Desde 2009 a la fecha: las recomendaciones en la mesa
- No solo diferentes gobiernos han pensado en cambios al estatuto administrativo, sino que estos han sido analizados a nivel técnico.
- En 2009, el Consorcio por la Reforma del Estado puso en la mesa la profesionalización del Estado, con movilidad horizontal, un nuevo contrato de caracter indefinido y con acceso al seguro de desempleo para funcionarios público y la mejora de los sistemas de evaluación, entre otras propuestas.
- El documento fue elaborado por 11 entidades transversales, conformado por el Centro de Estudios Públicos (CEP), la Fundación Chile 21, Cieplan, el Instituto de Políticas Públicas Expansiva-UDP, la Fundación Jaime Guzmán, Libertad, Libertad y Desarrollo (LyD), la Corporación ProyectAmerica, la Escuela de Gobierno de la Universidad Adolfo Ibáñez, Ingeniería Industrial de la Universidad de Chile y el Centro de Políticas Públicas de la Pontificia Universidad Católica de Chile.
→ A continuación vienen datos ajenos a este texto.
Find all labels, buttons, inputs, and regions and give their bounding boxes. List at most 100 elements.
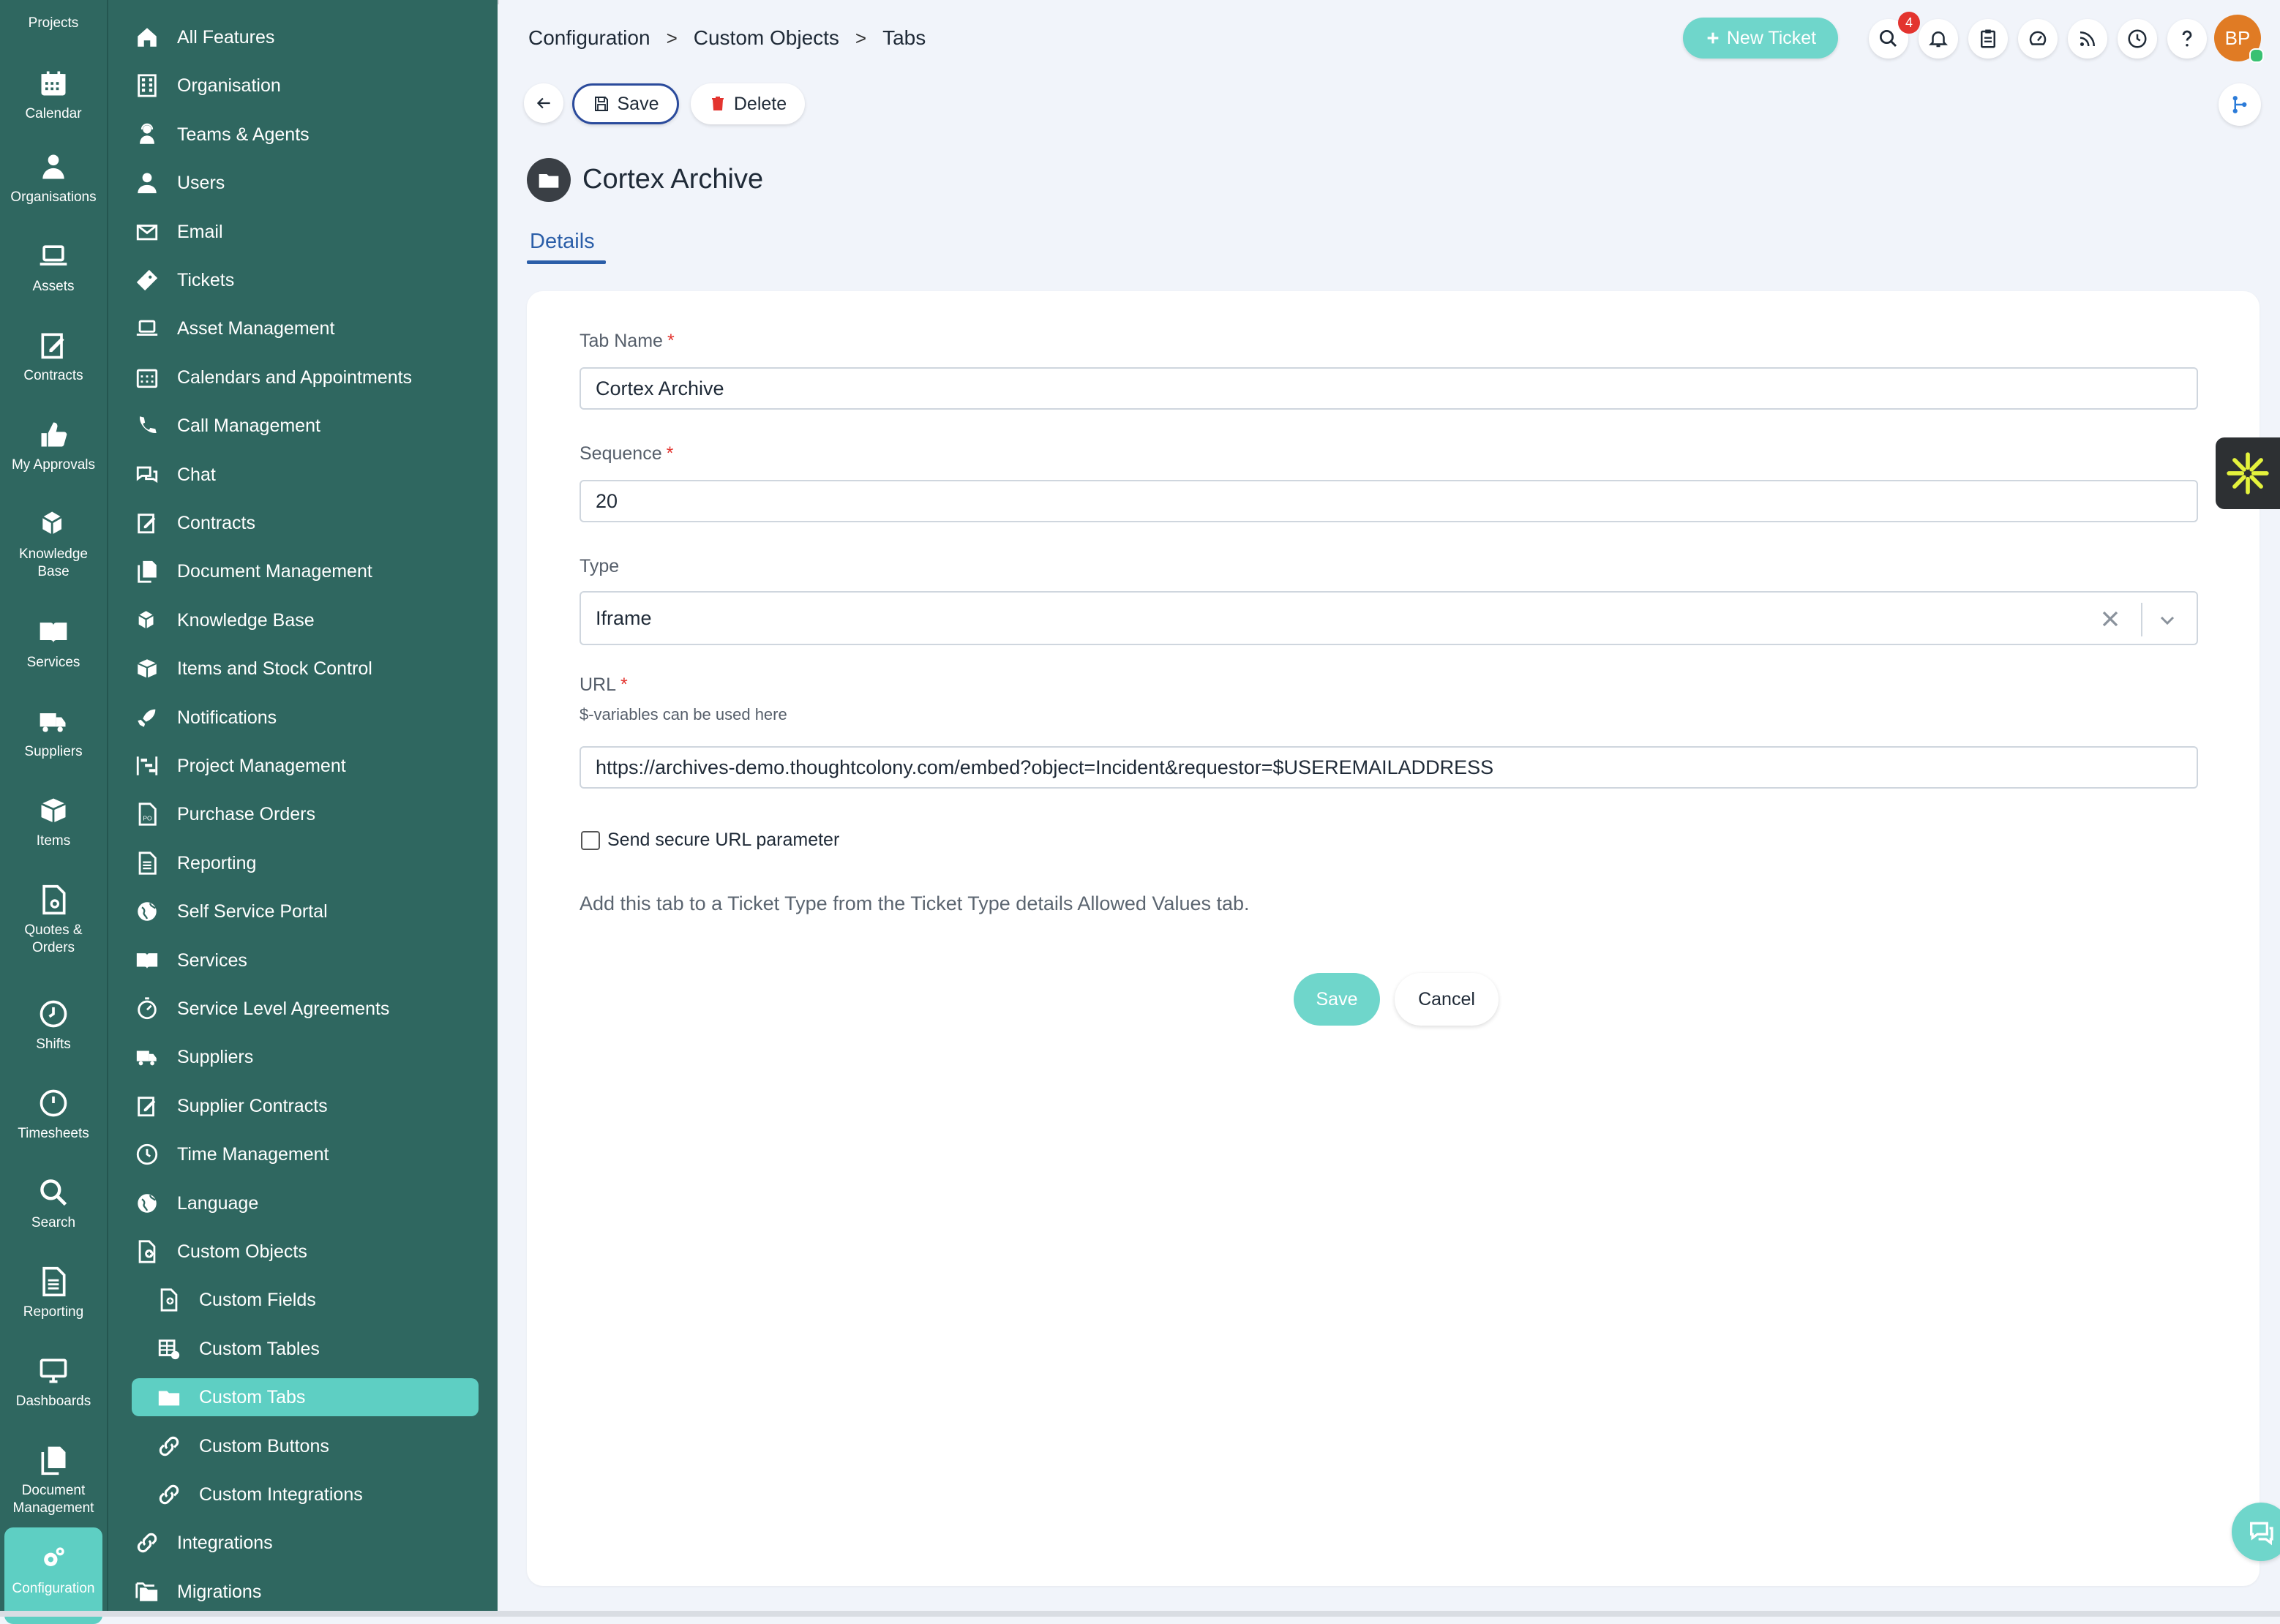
sequence-input[interactable] bbox=[580, 480, 2198, 522]
nav-item-label: Call Management bbox=[177, 415, 320, 436]
nav-item-calendars-and-appointments[interactable]: Calendars and Appointments bbox=[135, 358, 479, 396]
nav-item-custom-tabs[interactable]: Custom Tabs bbox=[132, 1378, 479, 1416]
workflow-button[interactable] bbox=[2219, 83, 2261, 126]
folder-icon bbox=[158, 1391, 180, 1406]
nav-item-time-management[interactable]: Time Management bbox=[135, 1135, 479, 1173]
nav-item-custom-buttons[interactable]: Custom Buttons bbox=[157, 1427, 479, 1465]
nav-item-label: Reporting bbox=[177, 852, 257, 873]
chat-icon bbox=[2250, 1522, 2273, 1546]
header-history-button[interactable] bbox=[2118, 19, 2157, 59]
secure-url-label[interactable]: Send secure URL parameter bbox=[607, 830, 839, 851]
nav-item-reporting[interactable]: Reporting bbox=[135, 844, 479, 882]
rail-item-document-management[interactable]: Document Management bbox=[4, 1444, 102, 1517]
rail-item-services[interactable]: Services bbox=[4, 616, 102, 672]
header-help-button[interactable] bbox=[2167, 19, 2207, 59]
nav-item-label: Purchase Orders bbox=[177, 803, 315, 824]
nav-item-label: Teams & Agents bbox=[177, 124, 310, 145]
online-status-dot bbox=[2249, 48, 2264, 63]
nav-item-email[interactable]: Email bbox=[135, 213, 479, 251]
rail-item-suppliers[interactable]: Suppliers bbox=[4, 705, 102, 761]
type-select[interactable]: Iframe bbox=[580, 591, 2198, 645]
nav-item-asset-management[interactable]: Asset Management bbox=[135, 309, 479, 347]
rail-item-dashboards[interactable]: Dashboards bbox=[4, 1355, 102, 1410]
nav-item-call-management[interactable]: Call Management bbox=[135, 407, 479, 445]
url-input[interactable] bbox=[580, 746, 2198, 789]
nav-item-teams-and-agents[interactable]: Teams & Agents bbox=[135, 116, 479, 154]
nav-item-organisation[interactable]: Organisation bbox=[135, 67, 479, 105]
form-save-button[interactable]: Save bbox=[1294, 973, 1380, 1026]
rail-item-search[interactable]: Search bbox=[4, 1176, 102, 1232]
clipboard-icon bbox=[1981, 29, 1995, 48]
nav-item-chat[interactable]: Chat bbox=[135, 456, 479, 494]
nav-item-language[interactable]: Language bbox=[135, 1184, 479, 1222]
nav-item-custom-fields[interactable]: Custom Fields bbox=[157, 1281, 479, 1319]
nav-item-custom-tables[interactable]: Custom Tables bbox=[157, 1330, 479, 1368]
ticket-icon bbox=[136, 269, 158, 291]
rail-item-label: Dashboards bbox=[15, 1394, 91, 1409]
breadcrumb-configuration[interactable]: Configuration bbox=[528, 26, 650, 50]
rail-item-shifts[interactable]: Shifts bbox=[4, 998, 102, 1053]
nav-item-all-features[interactable]: All Features bbox=[135, 18, 479, 56]
header-dashboard-button[interactable] bbox=[2018, 19, 2058, 59]
select-divider bbox=[2141, 603, 2142, 636]
rail-item-timesheets[interactable]: Timesheets bbox=[4, 1087, 102, 1143]
rail-item-reporting[interactable]: Reporting bbox=[4, 1266, 102, 1321]
search-icon bbox=[40, 1179, 67, 1206]
nav-item-contracts[interactable]: Contracts bbox=[135, 504, 479, 542]
nav-item-service-level-agreements[interactable]: Service Level Agreements bbox=[135, 990, 479, 1028]
nav-item-items-and-stock-control[interactable]: Items and Stock Control bbox=[135, 650, 479, 688]
tab-details[interactable]: Details bbox=[530, 230, 595, 254]
form-cancel-button[interactable]: Cancel bbox=[1395, 973, 1499, 1026]
toolbar-delete-button[interactable]: Delete bbox=[691, 83, 805, 124]
toolbar-save-label: Save bbox=[617, 93, 659, 114]
nav-item-custom-objects[interactable]: Custom Objects bbox=[135, 1233, 479, 1271]
nav-item-label: Suppliers bbox=[177, 1046, 254, 1067]
rail-item-items[interactable]: Items bbox=[4, 794, 102, 850]
toolbar-save-button[interactable]: Save bbox=[572, 83, 679, 124]
nav-item-suppliers[interactable]: Suppliers bbox=[135, 1038, 479, 1076]
breadcrumb: Configuration > Custom Objects > Tabs bbox=[528, 26, 926, 50]
breadcrumb-custom-objects[interactable]: Custom Objects bbox=[694, 26, 839, 50]
nav-item-services[interactable]: Services bbox=[135, 941, 479, 980]
nav-item-supplier-contracts[interactable]: Supplier Contracts bbox=[135, 1087, 479, 1125]
nav-item-purchase-orders[interactable]: PO Purchase Orders bbox=[135, 795, 479, 833]
clear-icon[interactable] bbox=[2097, 606, 2123, 632]
type-label: Type bbox=[580, 556, 620, 576]
chevron-down-icon[interactable] bbox=[2156, 609, 2179, 632]
rail-item-quotes-orders[interactable]: Quotes & Orders bbox=[4, 884, 102, 957]
nav-item-label: All Features bbox=[177, 26, 275, 48]
nav-item-users[interactable]: Users bbox=[135, 164, 479, 202]
nav-item-knowledge-base[interactable]: Knowledge Base bbox=[135, 601, 479, 639]
header-feed-button[interactable] bbox=[2068, 19, 2107, 59]
clock-icon bbox=[40, 1089, 67, 1117]
rail-item-projects[interactable]: Projects bbox=[4, 15, 102, 32]
nav-item-custom-integrations[interactable]: Custom Integrations bbox=[157, 1475, 479, 1514]
secure-url-checkbox[interactable] bbox=[581, 831, 600, 850]
rail-item-organisations[interactable]: Organisations bbox=[4, 151, 102, 206]
rail-item-assets[interactable]: Assets bbox=[4, 240, 102, 296]
nav-item-integrations[interactable]: Integrations bbox=[135, 1524, 479, 1562]
nav-item-project-management[interactable]: Project Management bbox=[135, 747, 479, 785]
nav-item-migrations[interactable]: Migrations bbox=[135, 1573, 479, 1611]
rail-item-contracts[interactable]: Contracts bbox=[4, 329, 102, 385]
nav-item-label: Chat bbox=[177, 464, 216, 485]
nav-item-document-management[interactable]: Document Management bbox=[135, 552, 479, 590]
nav-item-notifications[interactable]: Notifications bbox=[135, 699, 479, 737]
nav-item-tickets[interactable]: Tickets bbox=[135, 261, 479, 299]
new-ticket-button[interactable]: New Ticket bbox=[1683, 18, 1838, 59]
rail-item-knowledge-base[interactable]: Knowledge Base bbox=[4, 508, 102, 581]
header-notifications-button[interactable] bbox=[1919, 19, 1958, 59]
nav-item-self-service-portal[interactable]: Self Service Portal bbox=[135, 892, 479, 931]
rail-item-calendar[interactable]: Calendar bbox=[4, 67, 102, 123]
tab-name-input[interactable] bbox=[580, 367, 2198, 410]
page-title: Cortex Archive bbox=[582, 164, 764, 195]
rail-item-configuration[interactable]: Configuration bbox=[4, 1527, 102, 1624]
folders-icon bbox=[135, 1582, 158, 1601]
back-button[interactable] bbox=[524, 83, 563, 123]
assistant-widget[interactable] bbox=[2216, 437, 2280, 509]
nav-item-label: Service Level Agreements bbox=[177, 998, 390, 1019]
custom-object-icon bbox=[138, 1240, 156, 1263]
rail-item-my-approvals[interactable]: My Approvals bbox=[4, 418, 102, 474]
header-clipboard-button[interactable] bbox=[1968, 19, 2008, 59]
nav-item-label: Custom Tabs bbox=[199, 1386, 306, 1407]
- Desde entonces, Res Pública (2013) la Comisión de Modernización del Estado convocada por el CEP y un grupo transversal de centros de estudios (CEP, Chile21, Espacio Público y LyD) han presentado distintas propuestas en la materia.Desde el exterior, la Organización para la Cooperación y el Desarrollo Económicos (OCDE) realizó en 2025 un análisis de la estructura del empleo en el sector público, gobernanza y prácticas de gestión.
- Entre sus recomendaciones está el fortalecer el rol del Servicio Civil en la coordinación de puestos y el desarrollo de políticas públicas que permitan mayor movilidad horizontal de los funcionarios públicos.